Author: Julia Yong-hee Park

Foreign students who come to the United States to study are granted F-1 student visas. If someone gains entry into an undergraduate program that lasts for 4 years, they are given a document called an I-20 that is evidence of their student status. But even if the i-20 is for 4 years, Chinese students would only get an F-1 visa that was valid for 1 year and students from China needed to go through an application process to extend their F visas. Because a visa is something that you need only to “enter” the country, once you enter the United States with a valid student visa you can stay as long as the program time in your I-20 has not expired. However, once you leave, in order to re-enter the United States, Chinese students had to get an extension on their visa.

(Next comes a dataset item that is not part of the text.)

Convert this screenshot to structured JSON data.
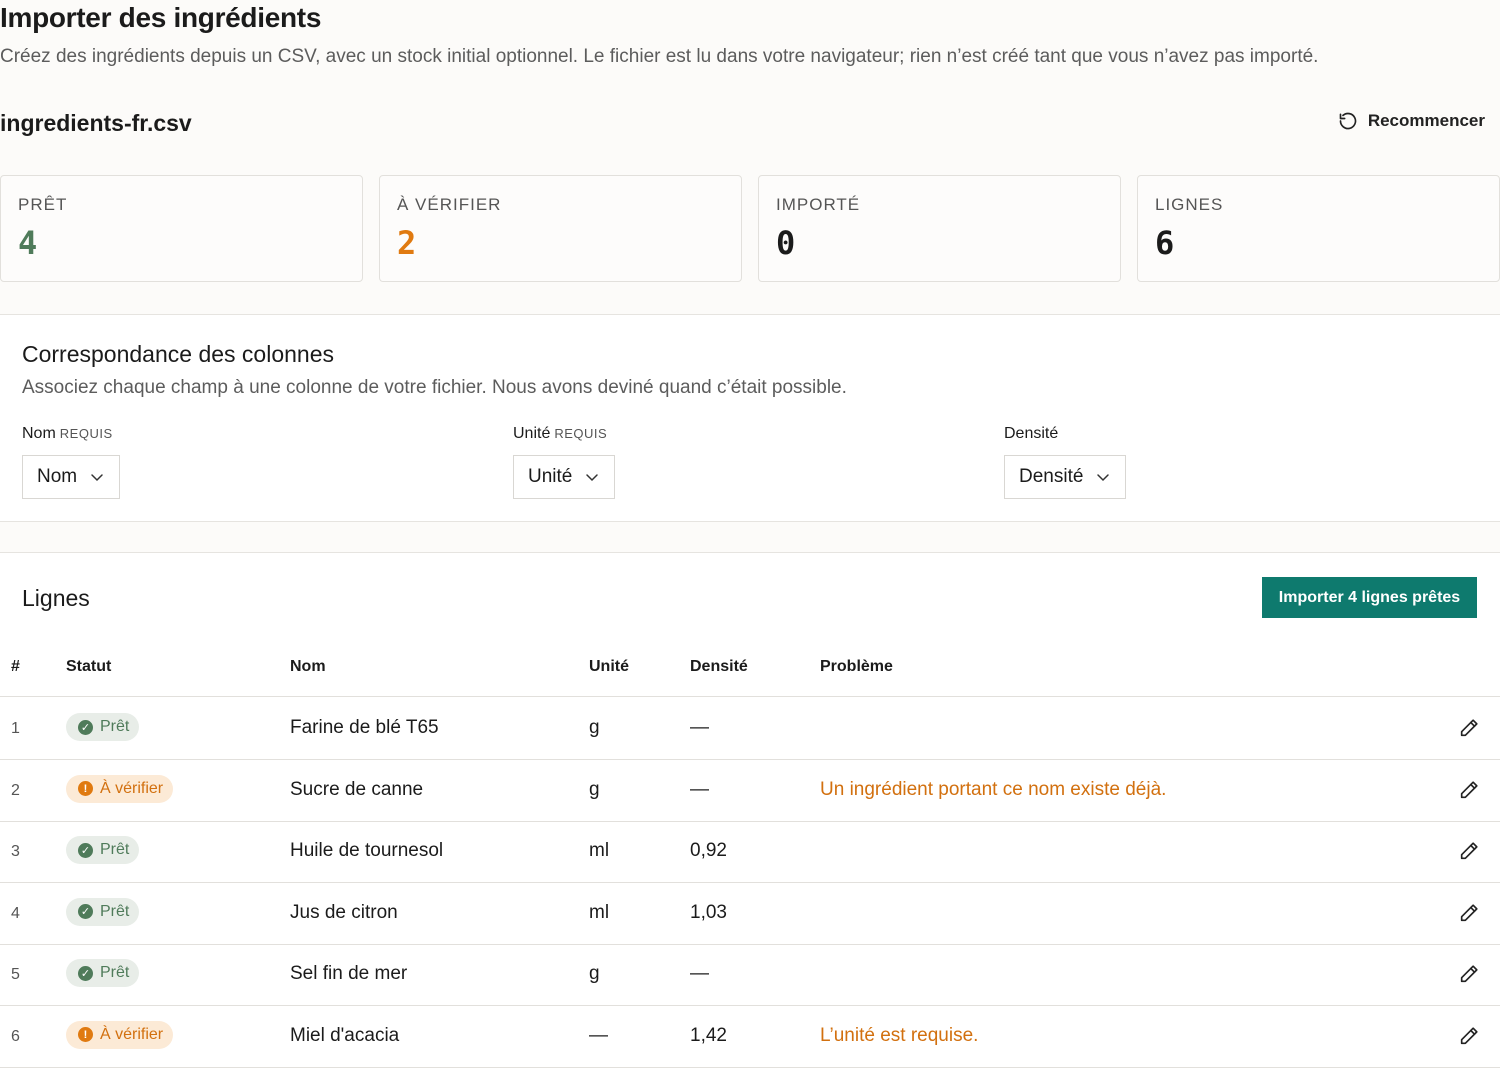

Contrast this with a Korean student: once that student is admitted into a US college and is issued an I-20 for the duration of her program (for example, 4 years if it were an undergraduate program), she would get a 5 year F-1 visa at the US embassy in Seoul. In other words, this student would only have to do one interview and then be free to travel back to her home country for all 4 years and then even in the additional OPT year.

Now it is possible for Chinese students to do the same as the US Consulate in China will begin issuing 5 year visas.

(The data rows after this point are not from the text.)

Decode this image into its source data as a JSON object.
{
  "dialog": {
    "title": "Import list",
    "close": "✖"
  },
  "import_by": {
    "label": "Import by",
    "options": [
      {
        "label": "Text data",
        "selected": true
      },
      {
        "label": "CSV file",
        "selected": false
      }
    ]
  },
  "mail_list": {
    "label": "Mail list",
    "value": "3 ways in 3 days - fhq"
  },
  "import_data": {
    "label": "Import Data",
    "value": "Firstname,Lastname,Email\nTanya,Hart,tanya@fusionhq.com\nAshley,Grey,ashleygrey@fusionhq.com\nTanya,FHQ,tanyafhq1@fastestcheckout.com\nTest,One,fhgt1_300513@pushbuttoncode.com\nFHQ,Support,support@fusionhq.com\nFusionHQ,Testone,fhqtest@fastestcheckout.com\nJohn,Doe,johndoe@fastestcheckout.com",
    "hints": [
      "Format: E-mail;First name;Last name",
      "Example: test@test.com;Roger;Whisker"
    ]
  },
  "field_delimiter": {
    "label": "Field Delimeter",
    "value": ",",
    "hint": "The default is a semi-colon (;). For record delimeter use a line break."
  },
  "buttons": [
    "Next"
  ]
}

This is also important for EB-5 investors. Once an investor files an I-526 petition, it is difficult to get a new student visa. This is because one cannot have immigrant intent in order to get a student visa and once an immigration petition (I-526) is filed, it is very hard to argue that you don’t have intent to immigrate (though depending on the circumstances it is not impossible to do).

As a result it was common for Chinese F-1 students who pursue EB-5 visas to just forego travel until the I-526 is approved and then the I-485 adjustment of status is approved (or at the very least until they got their advance parole travel documents).